Blue chips fizzled into the close to end down 12 points. The S&P 500 crept up 1 point and the Nasdaq jumped 73 points - enough for both to log new closing highs into the record books.

Tech outperformed on Thursday as investors looked for a safe place to hide in a choppy session, says Terence Gabriel. He's the Stocks Buzz analyst at Thomson Reuters.

"A lot's been built in, so it does seem to be a moment where certainly what have been the winners, some of these value stocks, financials, energy, small caps, they're stumbling where the market is rotating a bit back into some of those sort of bigger cap growth stocks that it feels may be a sort of safer area to concentrate on when you have suddenly uncertainty creeping back in here."

Mixed economic news put a cap on any upside moves outside of tech.

900,000 new Americans signed up for jobless benefits last week, though that number was down slightly week-to-week, it's still way above the peak during the financial crisis.

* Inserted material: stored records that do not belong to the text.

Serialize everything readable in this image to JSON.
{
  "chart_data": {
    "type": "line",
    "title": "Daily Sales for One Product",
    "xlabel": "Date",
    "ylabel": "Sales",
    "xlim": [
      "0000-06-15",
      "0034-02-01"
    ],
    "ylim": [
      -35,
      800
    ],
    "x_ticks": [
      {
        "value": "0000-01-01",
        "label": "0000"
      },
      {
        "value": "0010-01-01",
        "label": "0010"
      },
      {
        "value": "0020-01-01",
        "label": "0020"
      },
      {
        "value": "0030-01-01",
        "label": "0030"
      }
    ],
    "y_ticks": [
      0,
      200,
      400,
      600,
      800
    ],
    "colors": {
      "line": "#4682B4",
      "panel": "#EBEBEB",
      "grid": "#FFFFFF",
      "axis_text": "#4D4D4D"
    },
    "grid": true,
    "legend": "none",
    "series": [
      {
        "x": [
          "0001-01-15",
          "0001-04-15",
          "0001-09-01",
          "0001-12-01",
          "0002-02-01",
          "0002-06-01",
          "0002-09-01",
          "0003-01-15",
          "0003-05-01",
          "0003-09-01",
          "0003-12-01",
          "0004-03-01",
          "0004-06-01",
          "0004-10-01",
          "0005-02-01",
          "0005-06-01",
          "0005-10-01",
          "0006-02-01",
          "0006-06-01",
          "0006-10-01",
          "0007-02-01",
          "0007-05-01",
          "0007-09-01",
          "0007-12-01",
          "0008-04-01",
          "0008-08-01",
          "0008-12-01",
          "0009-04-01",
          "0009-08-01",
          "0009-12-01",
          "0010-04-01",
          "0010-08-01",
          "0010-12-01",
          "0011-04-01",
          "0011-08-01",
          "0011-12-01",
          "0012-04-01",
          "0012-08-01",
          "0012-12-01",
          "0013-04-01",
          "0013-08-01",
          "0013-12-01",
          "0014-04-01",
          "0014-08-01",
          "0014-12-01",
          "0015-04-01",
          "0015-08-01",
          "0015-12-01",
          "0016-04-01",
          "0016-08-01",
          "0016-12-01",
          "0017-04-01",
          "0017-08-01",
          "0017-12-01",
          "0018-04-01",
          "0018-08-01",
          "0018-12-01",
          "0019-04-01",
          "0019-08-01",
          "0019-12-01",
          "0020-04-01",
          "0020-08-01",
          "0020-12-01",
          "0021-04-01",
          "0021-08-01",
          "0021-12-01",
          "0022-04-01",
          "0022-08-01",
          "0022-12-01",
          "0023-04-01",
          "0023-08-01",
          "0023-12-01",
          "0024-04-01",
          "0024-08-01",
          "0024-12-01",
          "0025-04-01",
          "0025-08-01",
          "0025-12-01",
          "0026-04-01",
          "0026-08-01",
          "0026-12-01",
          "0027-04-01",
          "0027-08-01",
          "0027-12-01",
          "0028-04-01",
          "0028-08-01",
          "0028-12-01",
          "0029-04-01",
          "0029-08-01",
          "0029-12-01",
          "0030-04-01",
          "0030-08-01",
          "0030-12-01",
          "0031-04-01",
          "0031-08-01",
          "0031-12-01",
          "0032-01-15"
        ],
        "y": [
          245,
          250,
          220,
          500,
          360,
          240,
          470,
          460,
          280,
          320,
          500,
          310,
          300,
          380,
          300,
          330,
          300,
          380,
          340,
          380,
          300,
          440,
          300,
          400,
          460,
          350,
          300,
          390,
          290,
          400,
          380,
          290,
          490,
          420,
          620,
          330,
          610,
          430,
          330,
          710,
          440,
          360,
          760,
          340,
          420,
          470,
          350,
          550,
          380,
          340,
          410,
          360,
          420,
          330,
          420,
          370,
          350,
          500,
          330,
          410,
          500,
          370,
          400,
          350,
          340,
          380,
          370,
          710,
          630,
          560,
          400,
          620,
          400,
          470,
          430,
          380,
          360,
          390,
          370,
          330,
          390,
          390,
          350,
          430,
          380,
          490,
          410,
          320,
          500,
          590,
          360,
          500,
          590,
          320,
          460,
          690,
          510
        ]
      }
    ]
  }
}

The elevated numbers raise the risk the U.S. could post a second straight month of net job losses. All-in-all, some 16 million Americans received some sort of government unemployment assistance during the first week of January.

But on the bright side: permits for future home building projects surged last month to a 14-year high and manufacturing activity in the mid-Atlantic region accelerated this month, thanks to a boom in new orders.

Investors also had to contend with mixed earnings. Shares of United Airlines tumbled nearly 6 percent after posting its fourth straight quarterly loss.

Intel, the humbled chip giant, topped both sales and profit forecasts. It also guided current quarter estimates higher.